The Executive Board of the International Monetary Fund (IMF) today approved three-year arrangements for the Republic of Moldova under the Extended Credit Facility and the Extended Fund Facility.
With each facility providing an equal amount, the combined financial assistance will be equivalent to SDR 369.6 million (about US$574.4 million) to support the country’s economic program aimed at restoring fiscal and external sustainability, preserving financial stability, reducing poverty, and raising growth.
According to IMF press release, the approval makes an amount equivalent to SDR 60 million (about US$93.2 million) immediately available, with the remainder available in installments subject to semiannual reviews.

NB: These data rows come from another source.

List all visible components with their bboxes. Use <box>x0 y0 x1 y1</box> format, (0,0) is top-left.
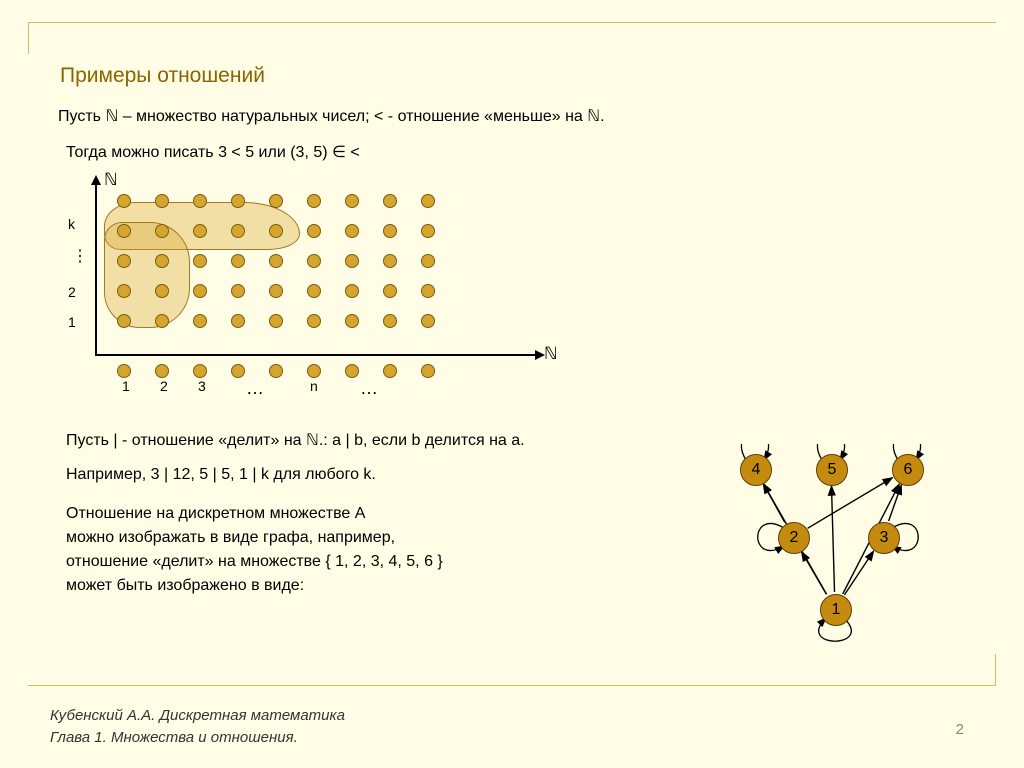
grid-dot <box>421 194 435 208</box>
grid-dot <box>155 224 169 238</box>
x-axis-label: ℕ <box>544 344 558 364</box>
grid-dot <box>345 364 359 378</box>
grid-dot <box>269 194 283 208</box>
footer-author: Кубенский А.А. Дискретная математика <box>50 707 345 724</box>
grid-dot <box>345 194 359 208</box>
grid-dot <box>345 314 359 328</box>
grid-dot <box>193 224 207 238</box>
grid-dot <box>155 254 169 268</box>
t1c: . <box>600 108 604 125</box>
t3b: .: a | b, если b делится на a. <box>319 432 525 449</box>
grid-dot <box>421 254 435 268</box>
right-rule-stub <box>995 654 996 686</box>
grid-dot <box>193 364 207 378</box>
nat-symbol-1: ℕ <box>105 108 118 125</box>
nat-symbol-2: ℕ <box>587 108 600 125</box>
x-tick-dots1: … <box>246 378 267 399</box>
grid-dot <box>155 284 169 298</box>
shaded-region-left <box>104 222 190 328</box>
grid-dot <box>231 314 245 328</box>
footer-chapter: Глава 1. Множества и отношения. <box>50 729 298 746</box>
grid-dot <box>231 254 245 268</box>
grid-dot <box>193 284 207 298</box>
grid-dot <box>383 194 397 208</box>
grid-dot <box>269 364 283 378</box>
grid-dot <box>193 194 207 208</box>
grid-dot <box>307 364 321 378</box>
grid-dot <box>421 364 435 378</box>
x-tick-2: 2 <box>160 378 168 394</box>
grid-dot <box>117 314 131 328</box>
divides-example: Например, 3 | 12, 5 | 5, 1 | k для любог… <box>66 466 376 484</box>
grid-dot <box>307 194 321 208</box>
t1a: Пусть <box>58 108 105 125</box>
grid-dot <box>307 314 321 328</box>
t3a: Пусть | - отношение «делит» на <box>66 432 306 449</box>
grid-dot <box>117 364 131 378</box>
grid-dot <box>383 224 397 238</box>
grid-dot <box>345 284 359 298</box>
grid-dot <box>231 194 245 208</box>
top-rule <box>28 22 996 23</box>
graph-node-1: 1 <box>820 594 852 626</box>
grid-dot <box>231 364 245 378</box>
y-tick-k: k <box>68 216 75 232</box>
grid-dot <box>269 314 283 328</box>
grid-dot <box>307 224 321 238</box>
page-number: 2 <box>956 721 964 738</box>
left-rule-stub <box>28 22 29 54</box>
divides-intro: Пусть | - отношение «делит» на ℕ.: a | b… <box>66 430 525 450</box>
graph-node-2: 2 <box>778 522 810 554</box>
grid-dot <box>117 284 131 298</box>
grid-dot <box>231 284 245 298</box>
graph-description: Отношение на дискретном множестве А можн… <box>66 502 443 598</box>
grid-dot <box>383 284 397 298</box>
graph-node-3: 3 <box>868 522 900 554</box>
grid-dot <box>193 314 207 328</box>
grid-dot <box>269 254 283 268</box>
t1b: – множество натуральных чисел; < - отнош… <box>118 108 587 125</box>
y-tick-1: 1 <box>68 314 76 330</box>
grid-dot <box>345 254 359 268</box>
grid-dot <box>421 314 435 328</box>
grid-dot <box>269 284 283 298</box>
intro-line-1: Пусть ℕ – множество натуральных чисел; <… <box>58 106 605 126</box>
y-tick-2: 2 <box>68 284 76 300</box>
grid-dot <box>155 194 169 208</box>
y-tick-dots: ⋮ <box>72 246 88 266</box>
grid-dot <box>117 224 131 238</box>
grid-dot <box>155 364 169 378</box>
grid-dot <box>117 254 131 268</box>
x-tick-1: 1 <box>122 378 130 394</box>
grid-dot <box>231 224 245 238</box>
slide-title: Примеры отношений <box>60 64 265 88</box>
grid-dot <box>307 254 321 268</box>
x-tick-n: n <box>310 378 318 394</box>
grid-dot <box>269 224 283 238</box>
intro-line-2: Тогда можно писать 3 < 5 или (3, 5) ∈ < <box>66 142 360 162</box>
grid-dot <box>421 284 435 298</box>
graph-node-4: 4 <box>740 454 772 486</box>
x-tick-dots2: … <box>360 378 381 399</box>
y-axis <box>95 180 97 354</box>
grid-dot <box>193 254 207 268</box>
graph-node-5: 5 <box>816 454 848 486</box>
grid-dot <box>383 254 397 268</box>
bottom-rule <box>28 685 996 686</box>
grid-dot <box>383 364 397 378</box>
x-tick-3: 3 <box>198 378 206 394</box>
nat-symbol-3: ℕ <box>306 432 319 449</box>
x-axis <box>95 354 540 356</box>
grid-dot <box>383 314 397 328</box>
grid-dot <box>307 284 321 298</box>
grid-dot <box>421 224 435 238</box>
y-axis-label: ℕ <box>104 170 118 190</box>
grid-dot <box>155 314 169 328</box>
graph-node-6: 6 <box>892 454 924 486</box>
grid-dot <box>117 194 131 208</box>
divisibility-graph-nodes: 4 5 6 2 3 1 <box>720 444 970 664</box>
grid-dot <box>345 224 359 238</box>
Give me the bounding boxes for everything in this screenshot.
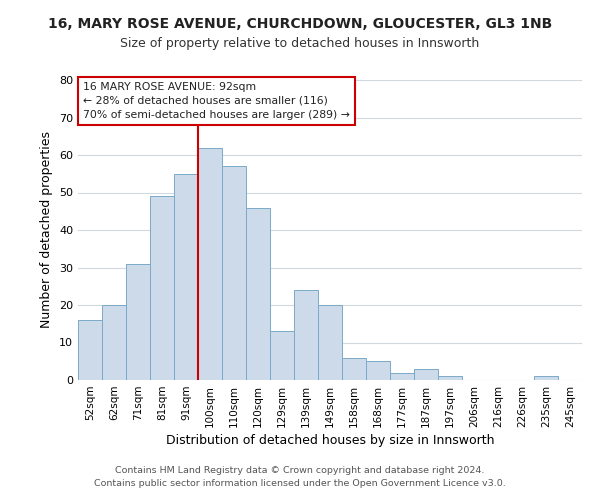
Bar — [294, 290, 318, 380]
Bar — [390, 372, 414, 380]
Bar — [78, 320, 102, 380]
Bar — [222, 166, 246, 380]
Y-axis label: Number of detached properties: Number of detached properties — [40, 132, 53, 328]
Text: 16, MARY ROSE AVENUE, CHURCHDOWN, GLOUCESTER, GL3 1NB: 16, MARY ROSE AVENUE, CHURCHDOWN, GLOUCE… — [48, 18, 552, 32]
Bar — [150, 196, 174, 380]
Bar — [342, 358, 366, 380]
X-axis label: Distribution of detached houses by size in Innsworth: Distribution of detached houses by size … — [166, 434, 494, 447]
Bar — [198, 148, 222, 380]
Text: 16 MARY ROSE AVENUE: 92sqm
← 28% of detached houses are smaller (116)
70% of sem: 16 MARY ROSE AVENUE: 92sqm ← 28% of deta… — [83, 82, 350, 120]
Bar — [534, 376, 558, 380]
Bar — [246, 208, 270, 380]
Bar — [414, 369, 438, 380]
Text: Contains HM Land Registry data © Crown copyright and database right 2024.
Contai: Contains HM Land Registry data © Crown c… — [94, 466, 506, 487]
Text: Size of property relative to detached houses in Innsworth: Size of property relative to detached ho… — [121, 38, 479, 51]
Bar — [318, 305, 342, 380]
Bar — [438, 376, 462, 380]
Bar — [102, 305, 126, 380]
Bar — [366, 361, 390, 380]
Bar — [126, 264, 150, 380]
Bar — [270, 331, 294, 380]
Bar — [174, 174, 198, 380]
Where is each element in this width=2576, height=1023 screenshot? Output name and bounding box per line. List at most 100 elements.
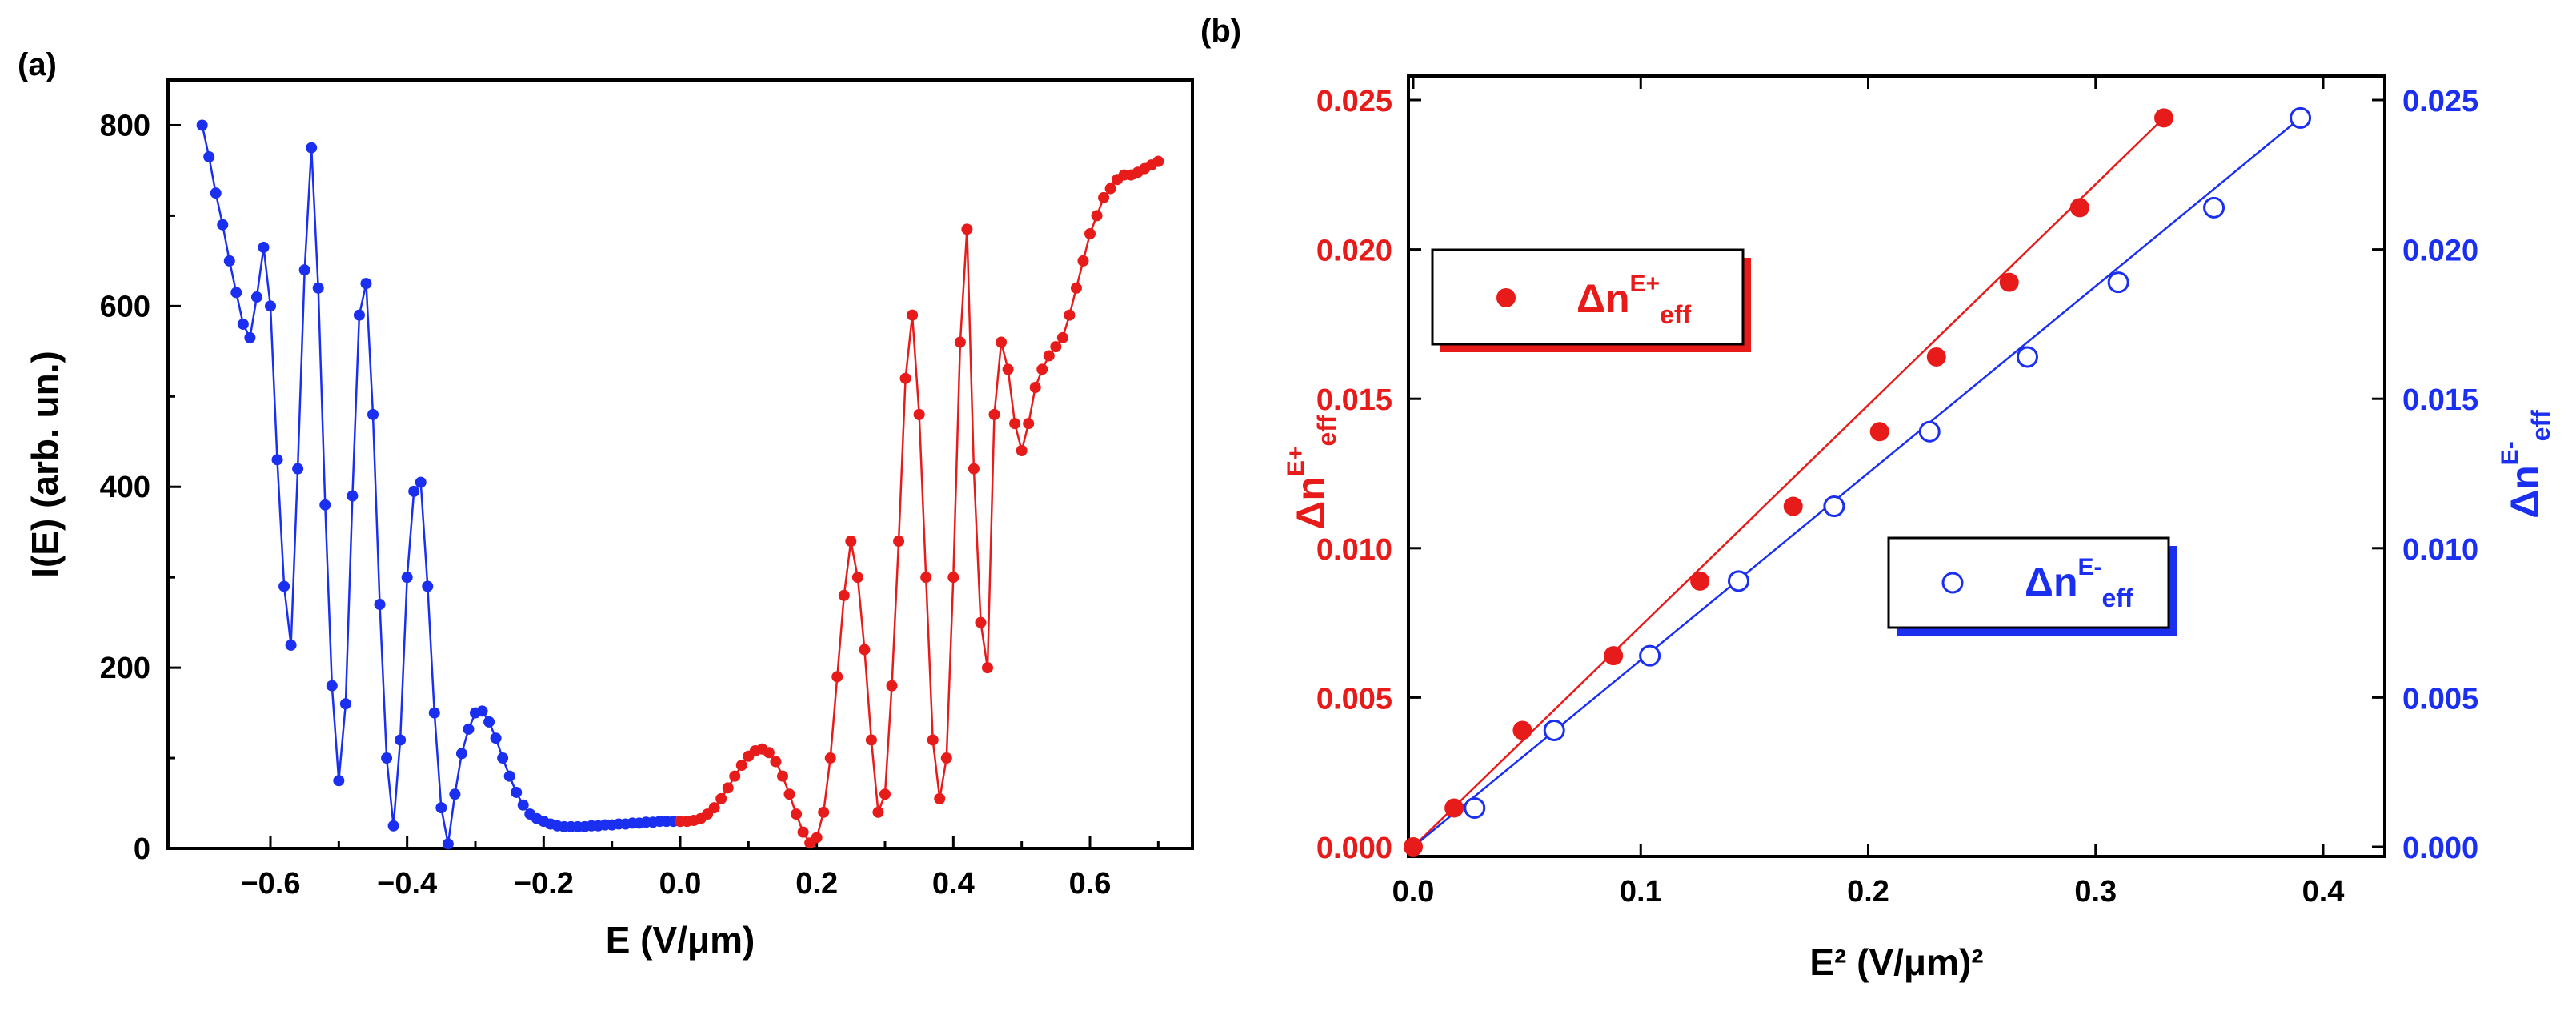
- panel-a-data-point: [715, 792, 727, 804]
- panel-a-data-point: [940, 752, 952, 764]
- panel-b-x-tick-label: 0.3: [2074, 875, 2117, 909]
- panel-a-data-point: [879, 788, 891, 800]
- panel-a-data-point: [395, 734, 407, 746]
- panel-a-x-tick-label: 0.0: [659, 867, 702, 901]
- panel-a-y-axis-label: I(E) (arb. un.): [24, 351, 66, 578]
- panel-a-data-point: [223, 255, 235, 267]
- panel-a-data-point: [859, 644, 871, 656]
- panel-b-data-point-positive: [2154, 108, 2174, 128]
- panel-a-data-point: [1050, 341, 1062, 353]
- panel-a-x-tick-label: 0.2: [795, 867, 838, 901]
- legend-negative-label: ΔnE-eff: [2025, 554, 2133, 612]
- panel-a-x-tick-label: 0.6: [1069, 867, 1112, 901]
- panel-b-left-y-tick-label: 0.000: [1316, 832, 1392, 865]
- panel-b-frame: [1407, 74, 2386, 858]
- panel-a-data-point: [763, 747, 775, 759]
- panel-a-data-point: [811, 832, 823, 844]
- panel-b-fit-line-positive: [1412, 117, 2165, 848]
- panel-a-data-point: [298, 264, 310, 276]
- panel-a-data-point: [483, 716, 495, 728]
- panel-a-data-point: [442, 838, 454, 850]
- panel-a-data-point: [408, 485, 420, 497]
- panel-a-y-tick-label: 200: [100, 652, 150, 685]
- panel-b-data-point-positive: [1926, 347, 1946, 367]
- panel-a-data-point: [968, 463, 980, 475]
- panel-a-data-point: [770, 756, 782, 768]
- panel-a-data-point: [777, 770, 788, 782]
- panel-a-data-point: [797, 826, 809, 838]
- panel-a-data-point: [203, 151, 215, 162]
- panel-a-data-point: [872, 806, 884, 818]
- panel-a-data-point: [907, 309, 919, 321]
- panel-a-data-point: [913, 408, 925, 420]
- panel-b-data-point-positive: [1783, 496, 1803, 516]
- panel-a-data-point: [975, 616, 987, 628]
- panel-b-x-ticks: 0.0 0.1 0.2 0.3 0.4: [1392, 76, 2344, 909]
- panel-a-x-ticks: −0.6 −0.4 −0.2 0.0 0.2 0.4 0.6: [240, 836, 1160, 901]
- panel-b-left-y-tick-label: 0.015: [1316, 383, 1392, 417]
- panel-b-left-y-ticks: 0.000 0.005 0.010 0.015 0.020 0.025: [1316, 85, 1421, 865]
- panel-a-data-point: [1098, 191, 1110, 203]
- panel-a-data-point: [1016, 445, 1028, 457]
- panel-a-data-point: [1009, 418, 1021, 430]
- panel-a-data-point: [1084, 228, 1096, 239]
- panel-b-data-point-positive: [1404, 837, 1423, 857]
- panel-b-right-y-tick-label: 0.015: [2402, 383, 2478, 417]
- panel-a-data-point: [381, 752, 393, 764]
- panel-a-data-point: [818, 806, 830, 818]
- panel-a-data-point: [934, 792, 946, 804]
- panel-b-data-point-positive: [1690, 571, 1710, 591]
- panel-a-data-point: [927, 734, 939, 746]
- panel-b-series-points: [1404, 106, 2312, 857]
- panel-b-data-point-positive: [2069, 198, 2089, 218]
- panel-a-data-point: [367, 408, 379, 420]
- panel-a-data-point: [230, 287, 242, 299]
- panel-a-data-point: [1056, 331, 1068, 343]
- panel-a-data-point: [831, 671, 843, 683]
- panel-a-data-point: [339, 698, 351, 710]
- panel-a-data-point: [217, 219, 229, 231]
- panel-a-data-point: [258, 241, 270, 253]
- panel-a-data-point: [285, 639, 297, 651]
- panel-a-data-point: [503, 770, 515, 782]
- panel-a-data-point: [497, 752, 509, 764]
- panel-a-data-point: [947, 572, 959, 584]
- panel-a-data-point: [292, 463, 304, 475]
- panel-b-label: (b): [1200, 14, 1241, 49]
- panel-a-data-point: [988, 408, 1000, 420]
- legend-positive-marker: [1496, 288, 1516, 307]
- panel-a-data-point: [920, 572, 932, 584]
- panel-b-right-y-tick-label: 0.000: [2402, 832, 2478, 865]
- panel-b-right-y-tick-label: 0.025: [2402, 85, 2478, 118]
- panel-a-data-point: [511, 786, 523, 798]
- panel-a-x-tick-label: 0.4: [932, 867, 975, 901]
- panel-a-data-point: [476, 705, 488, 717]
- panel-a-data-point: [237, 318, 249, 330]
- panel-a-data-point: [347, 490, 359, 502]
- panel-a-data-point: [428, 707, 440, 719]
- panel-b-data-point-negative: [1543, 719, 1565, 741]
- panel-a-data-point: [824, 752, 836, 764]
- panel-a-data-point: [729, 770, 741, 782]
- panel-a-data-point: [845, 536, 857, 547]
- panel-b-data-point-negative: [2290, 106, 2312, 129]
- panel-b-right-y-tick-label: 0.005: [2402, 682, 2478, 716]
- panel-a-data-point: [422, 580, 434, 592]
- panel-a-data-point: [312, 282, 324, 294]
- panel-a-data-point: [722, 782, 734, 794]
- panel-a-data-point: [954, 336, 966, 348]
- panel-b: (b) 0.0 0.1 0.2 0.3 0.4 0.000 0.005 0.010 0.015…: [1200, 14, 2555, 983]
- panel-a-data-point: [271, 454, 283, 466]
- panel-b-left-y-tick-label: 0.020: [1316, 235, 1392, 268]
- panel-b-right-y-tick-label: 0.010: [2402, 533, 2478, 567]
- panel-a-y-tick-label: 600: [100, 290, 150, 323]
- panel-a-data-point: [435, 802, 447, 814]
- panel-b-data-point-negative: [2107, 271, 2129, 294]
- panel-a-data-point: [319, 499, 331, 511]
- panel-a-data-point: [415, 476, 427, 488]
- panel-a-x-tick-label: −0.4: [377, 867, 437, 901]
- panel-b-data-point-positive: [1604, 646, 1624, 666]
- panel-b-right-y-axis-label: ΔnE-eff: [2497, 410, 2555, 519]
- panel-a-data-point: [326, 680, 338, 692]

The new arrangements follow a three-year program supported by a Poverty Reduction and Growth Facility, which was approved by the IMF Executive Board in May 2006 and expired in May 2009.
The Extended Credit Facility (ECF) has replaced the Poverty Reduction and Growth Facility (PRGF) as the Fund’s main tool for medium-term financial support to low-income countries by providing a higher level of access to financing, more concessional terms, enhanced flexibility in program design features, and more focused streamlined conditionality.
Financing under the ECF carries a zero interest rate, with a grace period of 5,5 years, and a final maturity of 10 years.
The Fund reviews the level of interest rates for all concessional facilities every two years. The Extended Fund Facility (EFF) carries an annual interest rate equal to the SDR basic rate of charge, and is repayable over 10 years with a 4.5-year grace period on principal payments.